I've been struggling somewhat with these posts, because I've been lacking in inspiration- but this week, I got handed some, courtesy of The Quiet Man and it lead me down the delightful wiki-rabbit hole to the world of international maritime flags- this is actually the perfect tangent to a random episode of 99% Invisible about The Shipping Forecast which was fascinating to learn about and even more fascinating to actually sit down and listen to.

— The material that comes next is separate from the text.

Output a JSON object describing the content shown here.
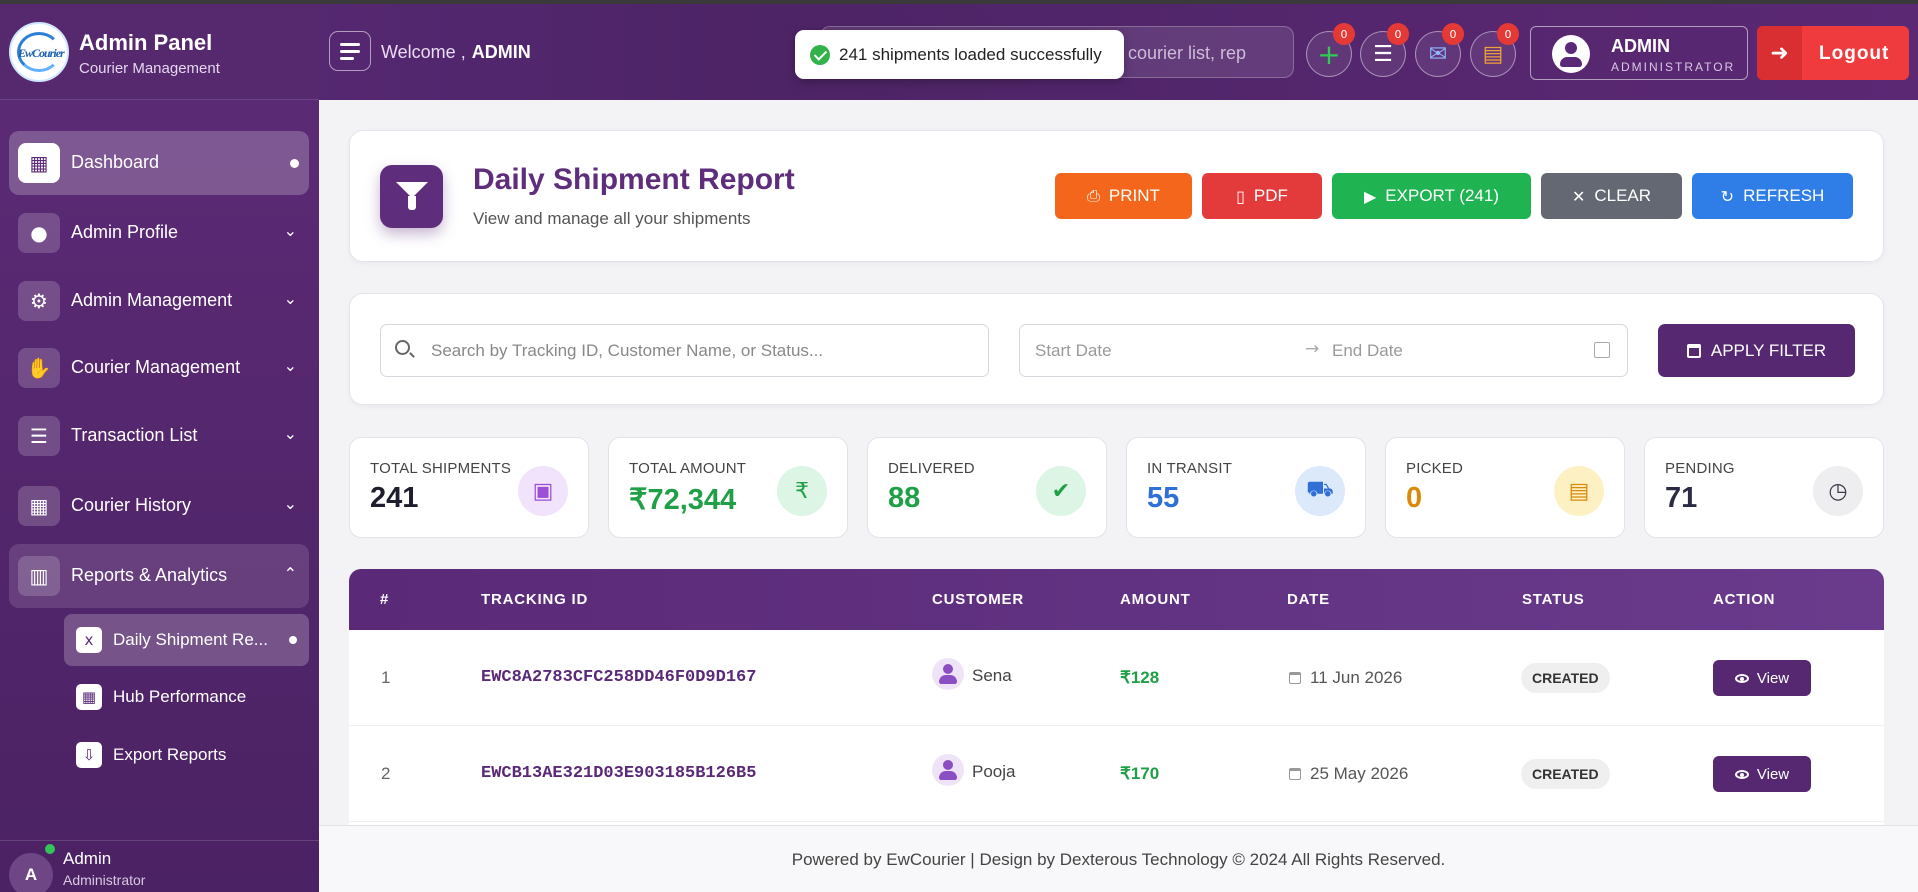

Initially, I was just going to focus on the Yellow Flag- but before we get there, it's worth touching on the the history and system of the International Code of Signals. Prior to 1857, there were a variety of signal systems, including Marryat's Code, which was one of the most widely used. The British Board of Trade created and published a unified set of signals in 1857 and pubished it as 'The Commercial Code.' A unified system has more or less existed ever since- though it's been revised and, as shipping went more global, became more complex along the way and is now maintained by the International Maritime Organization which published a new print edition in 2005.

So, how does it all work?

Well, there's twenty-six flags for twenty-six letters of the alphabet, plus ten flags for the numbers 0-9, three substitute flags and a Code/Answer Pennant. Each letter has it's specific meaning (more on that in a minute) but what gets fun is that you can create combinations of flags to create even more specific meanings as well. But let's get into some specific flags. First up, Lima:



In harbor, this bad boy means: The ship is quarantined" (timely, given what's going on.)

At sea, this means, "You should stop your vessel instantly."

Next up, we've got Quebec:



This one means, "My vessel is 'healthy' and I request free pratique." (What the hell is pratique, you ask? It's a license given to a ship to enter port on assurance from the captain to convince the authorities that she is free from contagious disease.)

Finally, we've got an appropriate combination hoist for the times we live in:



described as, MAA, this combination means, "I request urgent medical advice."

And that's a little peek in to the wide world of maritime signal flags, which, given the fact that I live in a landlocked state is a world I rarely get to have exposure too. I'll have to check more of it out in the future, I think. In the meantime, full speed ahead and keep your flags flying, FREAK or otherwise!